A lending group consists of four small groups with two representatives in each group: a group leader (la "Jefa del Grupo") and support member. The support member is appointed to the main group and given one of four roles: president, cashier, secretary, or health promoter.

A lending group consists of four small groups with two representatives in each group: a group leader (la "Jefa del Grupo") and support member. The support member is appointed to the main group and given one of four roles: president, cashier, secretary, or health promoter.

The group is required to attend reoccurring sessions that consist of a meeting, educational training, hands on training, and loan disbursements. A Pro Mujer advisor supervises the sessions, providing assistance when needed.

Meeting

During the meeting, the group handles all processes, roles, and responsibilities in accordance with the group management structure. Any outstanding issues or concerns are addressed and managed with the guidance of the Pro Mujer advisor, if necessary. Typically, the atmosphere of the meeting is positive and each woman is encouraged to contribute. The group members rotate through the four roles: president, cashier, secretary, and health promoter, providing each woman with a range of experience in leadership and communication. Members of the group receive regular evaluations of their performance in each role, which increases confidence and helps Pro Mujer’s clients to become more invested in the performance of their group.

Training

The lending meeting is then followed by an hour of mandatory training, including a 20-minute microteaching session. This training enhances the professional and personal growth of each group member. Pro Mujer believes that the educational and hands-on training provides the women they serve with the tools to develop as successful business women. Training topics range from business planning and budgeting to empowerment and confidence building. Women learn to develop “Living Plans” which help them adapt to the stresses and complications of raising a family while operating a household and a business.

Health

Argentina provides free public health care, but care is difficult to access outside of an emergency and typically involves long wait times. In addition, preventative care is virtually non-existent despite the high incidences of preventable diseases in women, such as diabetes, obesity, and cervical cancer.

Pro Mujer provides all members and their families with access to life-saving primary health care.

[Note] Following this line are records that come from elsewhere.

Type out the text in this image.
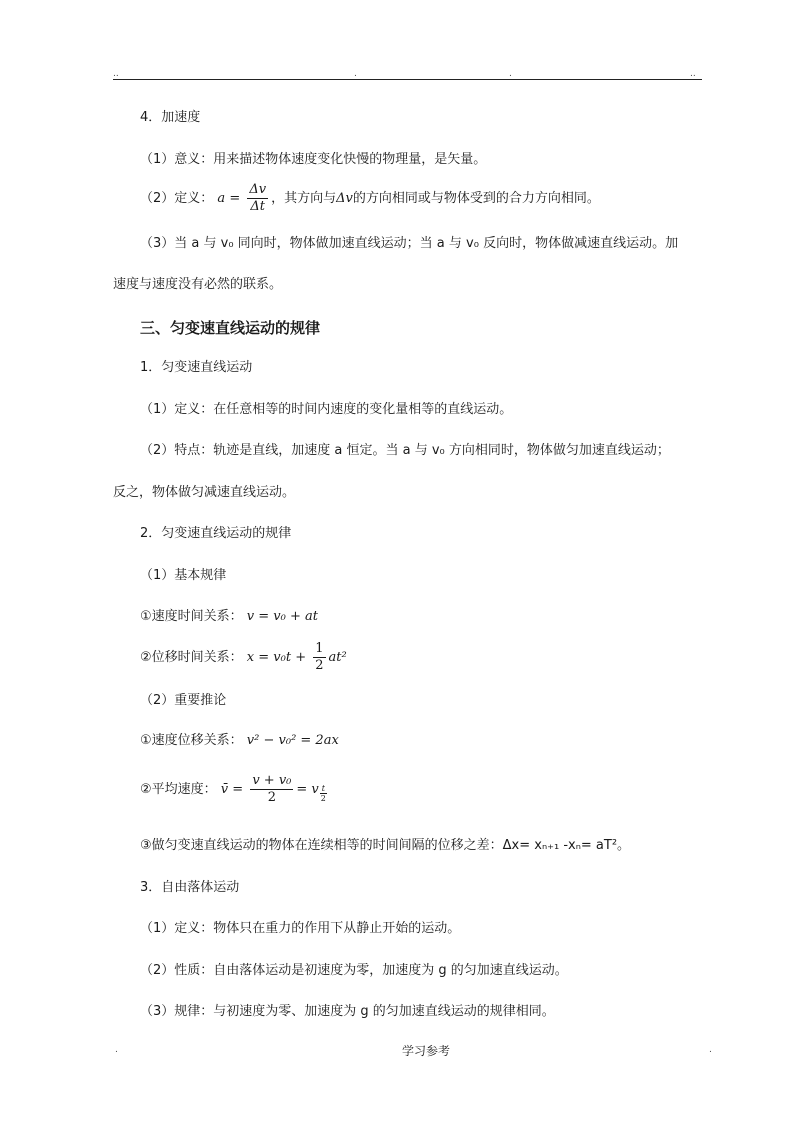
..	.	.	..
4．加速度
（1）意义：用来描述物体速度变化快慢的物理量，是矢量。
（2）定义： $a = \frac{\Delta v}{\Delta t}$ ，其方向与Δv的方向相同或与物体受到的合力方向相同。
（3）当 a 与 v₀ 同向时，物体做加速直线运动；当 a 与 v₀ 反向时，物体做减速直线运动。加
速度与速度没有必然的联系。
三、匀变速直线运动的规律
1．匀变速直线运动
（1）定义：在任意相等的时间内速度的变化量相等的直线运动。
（2）特点：轨迹是直线，加速度 a 恒定。当 a 与 v₀ 方向相同时，物体做匀加速直线运动；
反之，物体做匀减速直线运动。
2．匀变速直线运动的规律
（1）基本规律
①速度时间关系： v = v₀ + at
②位移时间关系： $x = v_0t + \frac{1}{2} at^2$
（2）重要推论
①速度位移关系： v² − v₀² = 2ax
②平均速度： v̄ = $\frac{\text{v + v₀}}{2} = v \frac{t}{2}$
③做匀变速直线运动的物体在连续相等的时间间隔的位移之差：Δx= xₙ₊₁ -xₙ= aT²。
3．自由落体运动
（1）定义：物体只在重力的作用下从静止开始的运动。
（2）性质：自由落体运动是初速度为零，加速度为 g 的匀加速直线运动。
（3）规律：与初速度为零、加速度为 g 的匀加速直线运动的规律相同。
.	学习参考	.
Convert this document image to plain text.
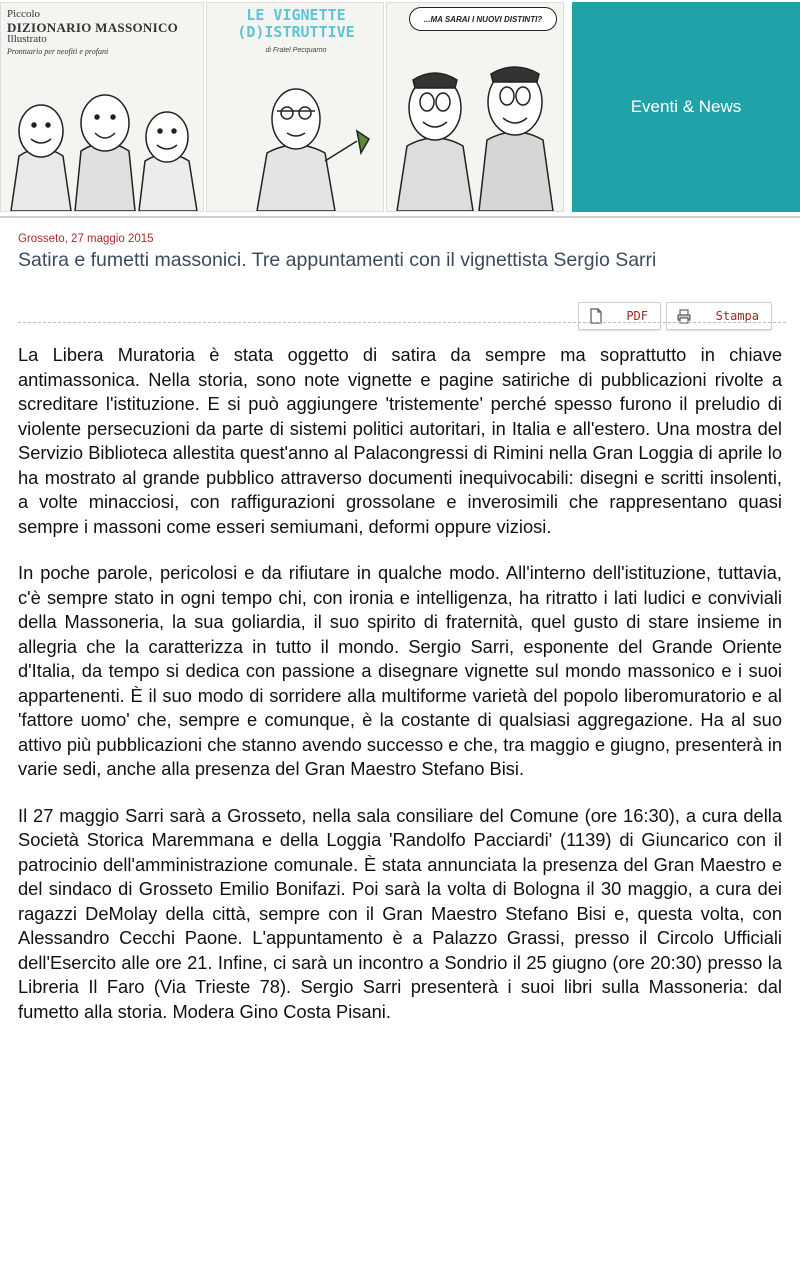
Piccolo
DIZIONARIO MASSONICO
Illustrato
Prontuario per neofiti e profani
LE VIGNETTE
(D)ISTRUTTIVE
di Fratel Pecquarno
...MA SARAI I NUOVI DISTINTI?
Eventi & News
Grosseto, 27 maggio 2015
Satira e fumetti massonici. Tre appuntamenti con il vignettista Sergio Sarri
PDF	Stampa

La Libera Muratoria è stata oggetto di satira da sempre ma soprattutto in chiave antimassonica. Nella storia, sono note vignette e pagine satiriche di pubblicazioni rivolte a screditare l'istituzione. E si può aggiungere 'tristemente' perché spesso furono il preludio di violente persecuzioni da parte di sistemi politici autoritari, in Italia e all'estero. Una mostra del Servizio Biblioteca allestita quest'anno al Palacongressi di Rimini nella Gran Loggia di aprile lo ha mostrato al grande pubblico attraverso documenti inequivocabili: disegni e scritti insolenti, a volte minacciosi, con raffigurazioni grossolane e inverosimili che rappresentano quasi sempre i massoni come esseri semiumani, deformi oppure viziosi.

In poche parole, pericolosi e da rifiutare in qualche modo. All'interno dell'istituzione, tuttavia, c'è sempre stato in ogni tempo chi, con ironia e intelligenza, ha ritratto i lati ludici e conviviali della Massoneria, la sua goliardia, il suo spirito di fraternità, quel gusto di stare insieme in allegria che la caratterizza in tutto il mondo. Sergio Sarri, esponente del Grande Oriente d'Italia, da tempo si dedica con passione a disegnare vignette sul mondo massonico e i suoi appartenenti. È il suo modo di sorridere alla multiforme varietà del popolo liberomuratorio e al 'fattore uomo' che, sempre e comunque, è la costante di qualsiasi aggregazione. Ha al suo attivo più pubblicazioni che stanno avendo successo e che, tra maggio e giugno, presenterà in varie sedi, anche alla presenza del Gran Maestro Stefano Bisi.

Il 27 maggio Sarri sarà a Grosseto, nella sala consiliare del Comune (ore 16:30), a cura della Società Storica Maremmana e della Loggia 'Randolfo Pacciardi' (1139) di Giuncarico con il patrocinio dell'amministrazione comunale. È stata annunciata la presenza del Gran Maestro e del sindaco di Grosseto Emilio Bonifazi. Poi sarà la volta di Bologna il 30 maggio, a cura dei ragazzi DeMolay della città, sempre con il Gran Maestro Stefano Bisi e, questa volta, con Alessandro Cecchi Paone. L'appuntamento è a Palazzo Grassi, presso il Circolo Ufficiali dell'Esercito alle ore 21. Infine, ci sarà un incontro a Sondrio il 25 giugno (ore 20:30) presso la Libreria Il Faro (Via Trieste 78). Sergio Sarri presenterà i suoi libri sulla Massoneria: dal fumetto alla storia. Modera Gino Costa Pisani.
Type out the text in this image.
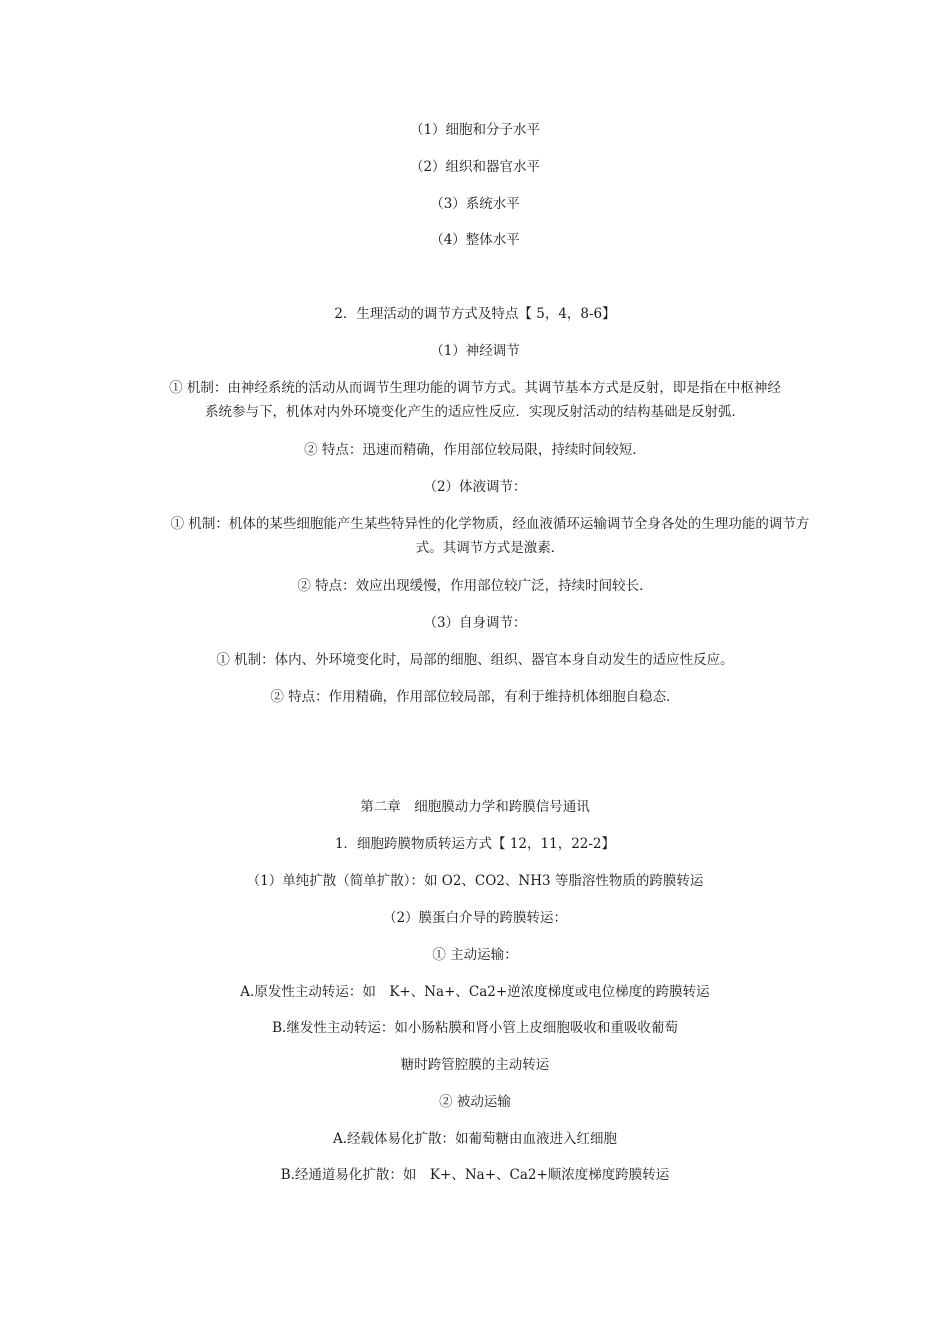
（1）细胞和分子水平
（2）组织和器官水平
（3）系统水平
（4）整体水平
2．生理活动的调节方式及特点【 5，4，8-6】
（1）神经调节
① 机制：由神经系统的活动从而调节生理功能的调节方式。其调节基本方式是反射，即是指在中枢神经系统参与下，机体对内外环境变化产生的适应性反应．实现反射活动的结构基础是反射弧．
② 特点：迅速而精确，作用部位较局限，持续时间较短．
（2）体液调节：
① 机制：机体的某些细胞能产生某些特异性的化学物质，经血液循环运输调节全身各处的生理功能的调节方式。其调节方式是激素．
② 特点：效应出现缓慢，作用部位较广泛，持续时间较长．
（3）自身调节：
① 机制：体内、外环境变化时，局部的细胞、组织、器官本身自动发生的适应性反应。
② 特点：作用精确，作用部位较局部，有利于维持机体细胞自稳态．
第二章　细胞膜动力学和跨膜信号通讯
1．细胞跨膜物质转运方式【 12，11，22-2】
（1）单纯扩散（简单扩散）：如 O2、CO2、NH3 等脂溶性物质的跨膜转运
（2）膜蛋白介导的跨膜转运：
① 主动运输：
A.原发性主动转运：如　K+、Na+、Ca2+逆浓度梯度或电位梯度的跨膜转运
B.继发性主动转运：如小肠粘膜和肾小管上皮细胞吸收和重吸收葡萄
糖时跨管腔膜的主动转运
② 被动运输
A.经载体易化扩散：如葡萄糖由血液进入红细胞
B.经通道易化扩散：如　K+、Na+、Ca2+顺浓度梯度跨膜转运
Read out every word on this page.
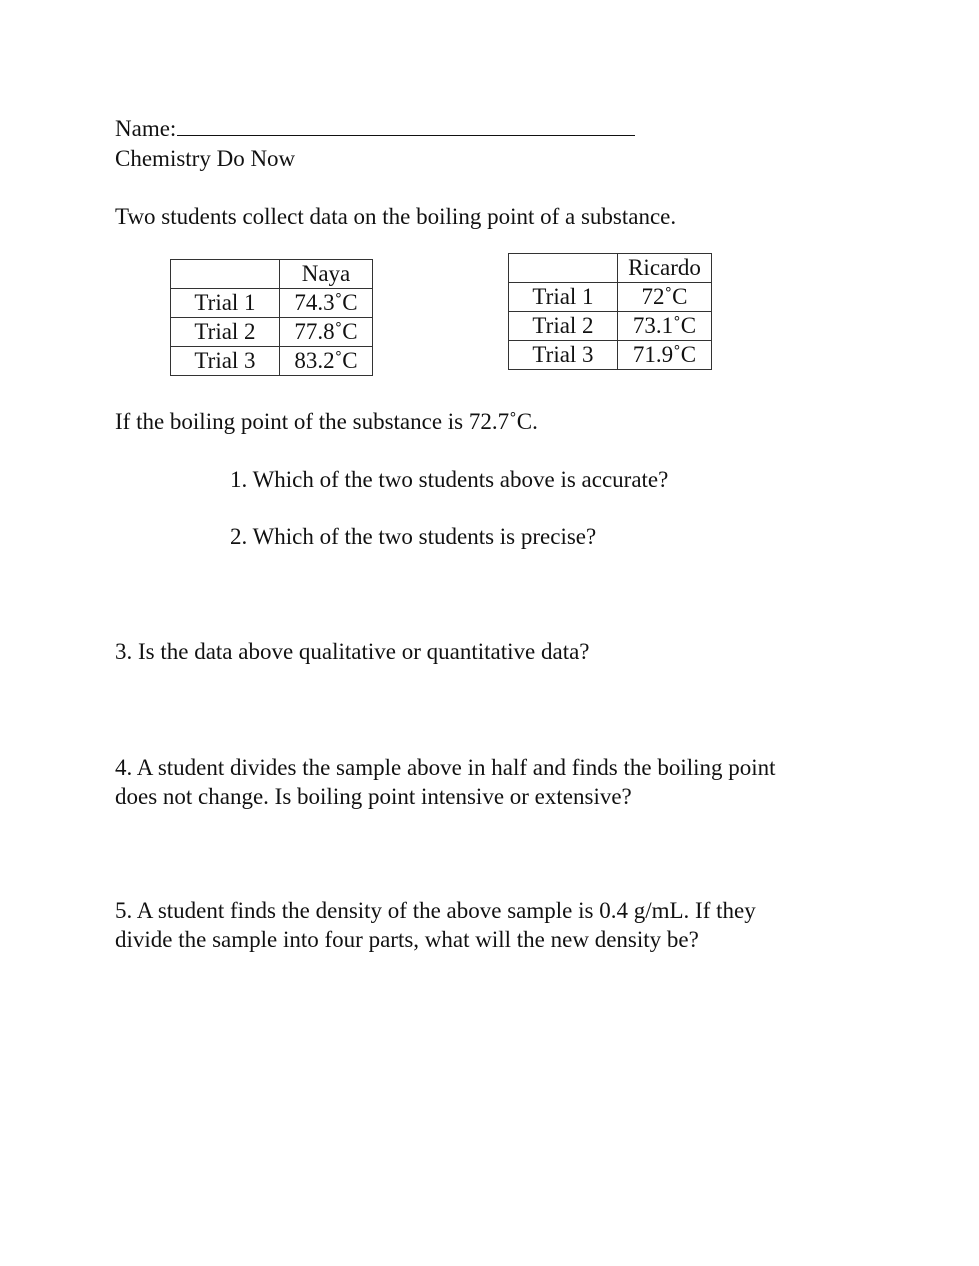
Name:
Chemistry Do Now
Two students collect data on the boiling point of a substance.
	Naya
Trial 1	74.3˚C
Trial 2	77.8˚C
Trial 3	83.2˚C
	Ricardo
Trial 1	72˚C
Trial 2	73.1˚C
Trial 3	71.9˚C
If the boiling point of the substance is 72.7˚C.
1. Which of the two students above is accurate?
2. Which of the two students is precise?
3. Is the data above qualitative or quantitative data?
4. A student divides the sample above in half and finds the boiling point
does not change. Is boiling point intensive or extensive?
5. A student finds the density of the above sample is 0.4 g/mL. If they
divide the sample into four parts, what will the new density be?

This component is important as it provides security to families, alleviating the stress of worrying about their family's health care and allowing Pro Mujer members to focus on building their businesses.

Pro Mujer’s health care program offers a variety of services, including:

  • Preventative and immediate health care, including health screenings with a nurse and follow-up with an onsite doctor
  • Life and incapacity insurance to protect members and their families in the event of a critical illness
  • Health and lifestyle educational training, including on topics such as nutrition and exercise

These services are conveniently offered at Pro Mujer Service Centers, which minimizes the time entrepreneurs are away from business activities. Pro Mujer charges a small service fee to all clients. For many of the women served by Pro Mujer, the health care dimension is one of the biggest draws to the organization.

Looking Forward

The Argentinian government has begun to make changes to meet their goal to improve the economy and reduce the impact of high inflation. In addition, the government realizes the benefit (e.g. generating tax revenue) of easing the transition from the informal to formal economy.  Pro Mujer in Argentina sees this as an opportunity to collaborate with the government and other organizations to help their members take their businesses to the next level. 

Despite the challenges of operating in a complex context, clients of Pro Mujer in Argentina are building businesses and successfully managing their loans. The program is enriching their lives, allowing them to feel empowered, to provide for their families, to contribute to their communities and to set a powerful example for the next generation of business owners.  We are proud that the partnership between Pro Mujer and DAMI is contributing to these important outcomes.